Covalent inhibitors are compounds that form a covalent link with a functional group of the target enzyme or protein.¹ Because the reactive functional groups of the inhibitors may react with different enzymes and proteins, resulting in potentially dangerous off-target effects, they have rarely been considered as starting points in molecularly targeted drug discovery programs.² However, the field has seen recent success with the development of targeted covalent drugs such as afatinib, which was approved for metastatic non-small cell lung cancer. This has led to a resurgence in covalent inhibitors.³ The design of covalent inhibitors is different from that of non-covalent inhibitors. Covalent inhibitors form covalent complexes with their targets. The process involves several steps, and a generic mechanism is shown in eqn (1).⁴In the first step, a covalent inhibitor associates with its target protein via non-covalent interactions to form an inhibitor–protein complex (E·I). This step is controlled by the binding affinity between the compound and target, K_i. A chemical reaction then takes place between the inhibitor and protein to form a covalent complex (E–I) and there is a conformational change in the complex. This step is defined only by the reaction rate k₂ if the reaction is irreversible. Structure-based drug design using the coordinates of the complex structure of a ligand and protein is a valuable approach, which allows us to rationally design inhibitors.⁵ However, this method is not always useful for designing covalent inhibitors because an X-ray crystal structure of covalent inhibitor/protein complexes is the reaction product, E–I, and does not always reflect the association state or the transition state from E·I to E–I. Therefore, detailed analysis of each step is necessary for the rational design of covalent inhibitors.

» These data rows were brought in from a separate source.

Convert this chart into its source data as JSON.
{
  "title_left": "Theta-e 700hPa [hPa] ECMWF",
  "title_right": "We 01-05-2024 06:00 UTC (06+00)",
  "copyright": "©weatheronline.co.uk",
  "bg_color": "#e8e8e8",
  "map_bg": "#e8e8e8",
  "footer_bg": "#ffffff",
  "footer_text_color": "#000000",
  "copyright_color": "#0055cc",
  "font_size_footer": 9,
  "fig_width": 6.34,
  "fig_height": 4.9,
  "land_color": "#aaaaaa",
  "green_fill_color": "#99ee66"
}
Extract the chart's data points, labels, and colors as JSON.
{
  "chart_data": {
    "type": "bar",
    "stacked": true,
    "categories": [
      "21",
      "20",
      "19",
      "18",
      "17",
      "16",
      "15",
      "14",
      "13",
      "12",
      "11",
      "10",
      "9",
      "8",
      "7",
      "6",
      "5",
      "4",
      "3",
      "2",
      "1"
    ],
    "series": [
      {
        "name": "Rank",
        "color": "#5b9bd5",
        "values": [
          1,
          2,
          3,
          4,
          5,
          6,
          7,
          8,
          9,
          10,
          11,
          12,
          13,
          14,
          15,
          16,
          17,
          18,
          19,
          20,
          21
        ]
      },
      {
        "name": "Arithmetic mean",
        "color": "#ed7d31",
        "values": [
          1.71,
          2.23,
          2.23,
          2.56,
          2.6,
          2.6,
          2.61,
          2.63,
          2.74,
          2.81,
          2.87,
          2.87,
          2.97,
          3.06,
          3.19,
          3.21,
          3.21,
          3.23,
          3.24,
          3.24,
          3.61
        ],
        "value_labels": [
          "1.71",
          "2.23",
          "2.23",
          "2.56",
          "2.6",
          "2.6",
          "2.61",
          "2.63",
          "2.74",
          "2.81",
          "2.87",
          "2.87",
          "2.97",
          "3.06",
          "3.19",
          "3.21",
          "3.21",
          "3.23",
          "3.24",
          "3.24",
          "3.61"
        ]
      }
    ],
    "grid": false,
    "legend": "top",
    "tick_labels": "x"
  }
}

Analyzing K_i and k₂ separately provides direct and quantitative information about whether the observed changes in inhibitory activity can be attributed to changes in K_i, changes in k₂, or changes in both the binding and reaction steps.⁶

Covalent inhibitors are classified into two chemotypes. One chemotype has a reactive functional group that acts as a warhead, to which a core skeleton is attached (Fig. 1a). In this case, the warhead determines the reactivity (k₂), and the core determines the affinity to the target (K_i). Generally, these two parameters can be independently understood, and the rational design of this type of irreversible inhibitor is relatively simple.⁷ In the design process, a reversible inhibitor is first identified for which the binding mode to the target is known. Then, structural information is used to design irreversible inhibitors with electrophilic warheads. The warhead is positioned to react specifically with the nucleophilic amino acid in the target.⁸ The other chemotype is an embedded-type covalent inhibitor, which is a class of molecule containing a reactive functional group within a macrocycle. This type of inhibitor is frequently found in natural products (Fig. 1b).⁹ A change in the size or conformation of the macrocycle is expected to affect not only the reactivity of the embedded functional group (k₂) but also its affinity to the target molecule (K_i). Thus, the relationship between reactivity and affinity is complex and cooperative. Although most of the covalent inhibitors that have been studied are warhead-type molecules, our understanding of the mechanistic details of embedded-type covalent inhibitors remains limited. One of the reasons for a lack of information is the absence of a set of molecules containing a reactive functional group within the macrocycle that is suitable for systematic analysis. It is vital for researchers to understand and characterize the affinity and reactivity of embedded-type covalent inhibitors so that covalent inhibitors can be developed as drug candidates.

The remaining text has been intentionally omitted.